12) Die einseitige Positionierung der Austro Control zugunsten weitgehender Freiheiten der Luftfahrtunternehmen auf Kosten zB der Fluglärmbetroffenen ist ein klarer Ausdruck eines Interessenskonflikts. Falls Sie dies anders sehen – warum im einzelnen?

13) Warum setzen Sie sich trotz der äußerst weitreichenden Steuerprivilegien der Luftfahrt dennoch für weitere Zugeständnisse an die Luftfahrt ein, konkret beim Luftfahrt Symposium 2015 für eine erneute Senkung der Flugticketabgabe, die eine winzige Teil-Kompensation für die zahlreichen anderen Steuerbefreiungen ist?

14) Die - abgesehen von der bei Kurzstrecken in Europa allerdings nur wenige Euro betragenden Flugticketabgabe - bestehenden Steuerprivilegien (großzügigste Grundsteuerbefreiung für Flughäfen, über die international bindenden Vorgaben hinaus steuerfreier Treibstoff, mehrwertsteuerfreie internationale Flugtickets, keine Kosten für CO2-Ausstoß) verschaffen der Luftfahrt einen mehrfachen direkten geldwerten Konkurrenzvorteil gegenüber dem weitaus umwelt- und klimaschonenderen Schienenfernverkehr, der dennoch eine weniger weitgehende Grundsteuerbefreiung der Bahnhöfe und keinerlei Steuerbefreiung bei Traktionsenergie oder Tickets genießt.

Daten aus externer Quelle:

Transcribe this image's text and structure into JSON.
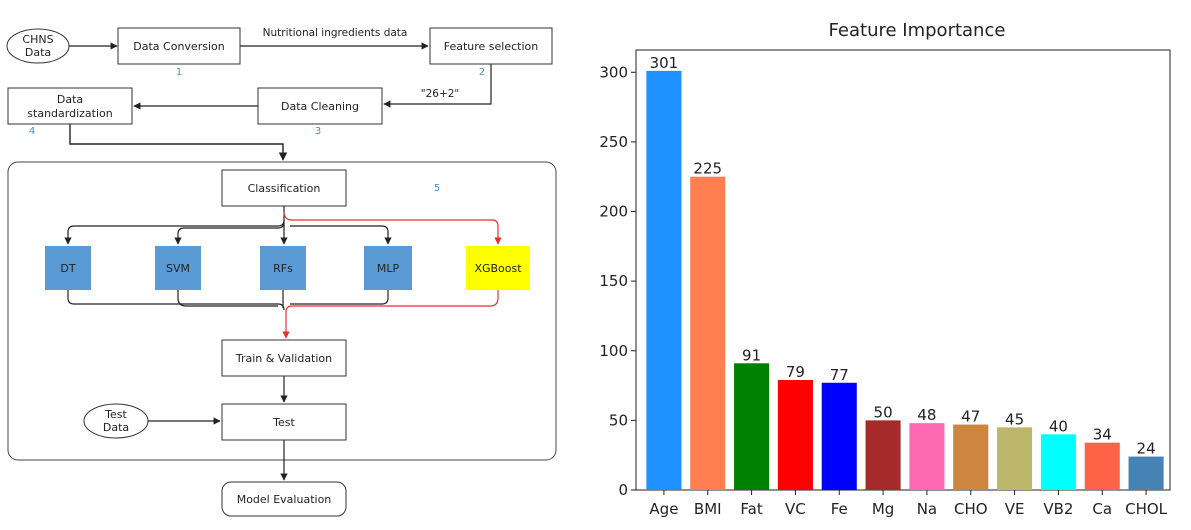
{
  "flowchart": {
    "chns_data": [
      "CHNS",
      "Data"
    ],
    "data_conversion": "Data Conversion",
    "num_1": "1",
    "edge_nutritional": "Nutritional ingredients data",
    "feature_selection": "Feature selection",
    "num_2": "2",
    "edge_26_2": "\"26+2\"",
    "data_cleaning": "Data Cleaning",
    "num_3": "3",
    "data_standardization": [
      "Data",
      "standardization"
    ],
    "num_4": "4",
    "classification": "Classification",
    "num_5": "5",
    "models": [
      "DT",
      "SVM",
      "RFs",
      "MLP",
      "XGBoost"
    ],
    "train_validation": "Train & Validation",
    "test_data": [
      "Test",
      "Data"
    ],
    "test": "Test",
    "model_evaluation": "Model Evaluation",
    "colors": {
      "model_box": "#5b9bd5",
      "xgboost_box": "#ffff00",
      "red_path": "#e8332a"
    }
  },
  "chart_data": {
    "type": "bar",
    "title": "Feature Importance",
    "categories": [
      "Age",
      "BMI",
      "Fat",
      "VC",
      "Fe",
      "Mg",
      "Na",
      "CHO",
      "VE",
      "VB2",
      "Ca",
      "CHOL"
    ],
    "values": [
      301,
      225,
      91,
      79,
      77,
      50,
      48,
      47,
      45,
      40,
      34,
      24
    ],
    "colors": [
      "#1e90ff",
      "#ff7f50",
      "#008000",
      "#ff0000",
      "#0000ff",
      "#a52a2a",
      "#ff69b4",
      "#cd853f",
      "#bdb76b",
      "#00ffff",
      "#ff6347",
      "#4682b4"
    ],
    "yticks": [
      0,
      50,
      100,
      150,
      200,
      250,
      300
    ],
    "ylim": [
      0,
      316
    ],
    "xlabel": "",
    "ylabel": ""
  }
}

Eine weitere Senkung der Flugticketabgabe würde diese Schieflage zu Gunsten der Luftfahrt und zu Lasten der Bahn weiter versteilen. Warum vertreten Sie dennoch eine derartige, direkt gegen die Interessen des Bahnverkehrs, der Bahn und der Bahn-MitarbeiterInnen gerichtete Position?

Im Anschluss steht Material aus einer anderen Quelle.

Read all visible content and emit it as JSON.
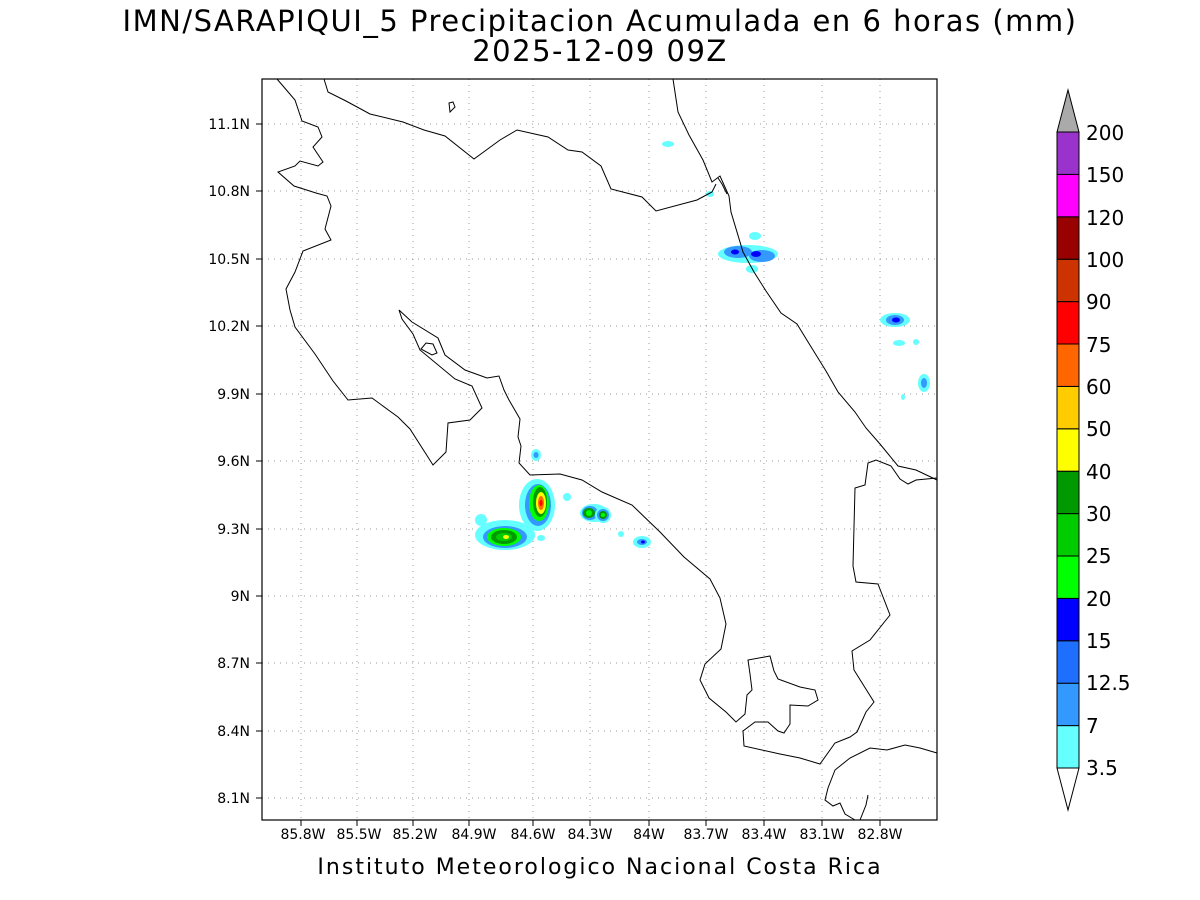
{
  "title_line1": "IMN/SARAPIQUI_5 Precipitacion Acumulada en 6 horas (mm)",
  "title_line2": "2025-12-09 09Z",
  "footer": "Instituto Meteorologico Nacional Costa Rica",
  "map": {
    "lon_range": [
      -86.0,
      -83.0
    ],
    "lat_range": [
      8.0,
      11.3
    ],
    "lon_ticks": [
      "85.8W",
      "85.5W",
      "85.2W",
      "84.9W",
      "84.6W",
      "84.3W",
      "84W",
      "83.7W",
      "83.4W",
      "83.1W",
      "82.8W"
    ],
    "lat_ticks": [
      "11.1N",
      "10.8N",
      "10.5N",
      "10.2N",
      "9.9N",
      "9.6N",
      "9.3N",
      "9N",
      "8.7N",
      "8.4N",
      "8.1N"
    ],
    "gridlines": "dotted"
  },
  "colorbar": {
    "levels": [
      "3.5",
      "7",
      "12.5",
      "15",
      "20",
      "25",
      "30",
      "40",
      "50",
      "60",
      "75",
      "90",
      "100",
      "120",
      "150",
      "200"
    ],
    "colors": [
      "#66ffff",
      "#3399ff",
      "#1f6fff",
      "#0000ff",
      "#00ff00",
      "#00cc00",
      "#009900",
      "#ffff00",
      "#ffcc00",
      "#ff6600",
      "#ff0000",
      "#cc3300",
      "#990000",
      "#ff00ff",
      "#9933cc",
      "#f2f2f2",
      "#aaaaaa"
    ],
    "extend": "both"
  }
}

15) Halten Sie es für einen effizienten Einsatz von Steuergeld, einerseits die Luftfahrt mit Steuerprivilegien zu überhäufen und auch noch deren Ausweitung zu verlangen, und andererseits die dadurch bedingten Konkurrenznachteile des Bahn-Fernverkehrs statt durch weniger Steuerprivilegien für die Luftfahrt durch sehr kostspielige Infrastruktur-Großprojekte bei der Bahn verringern zu wollen, deren Nutzung allerdings angesichts der Schieflage zwischen Flugticketpreisen und Bahnticket-Preisen in den Sternen steht?

16) Welche Initiativen für eine gerechtere Besteuerung der Luftfahrt insbesondere im Vergleich zum Schienenverkehr sind von Ihnen a) im Rahmen der Budgetverhandlungen für 2016/17, b) darüber hinaus zu erwarten?

17) Falls Sie keine Initiativen setzen wollen – warum nicht?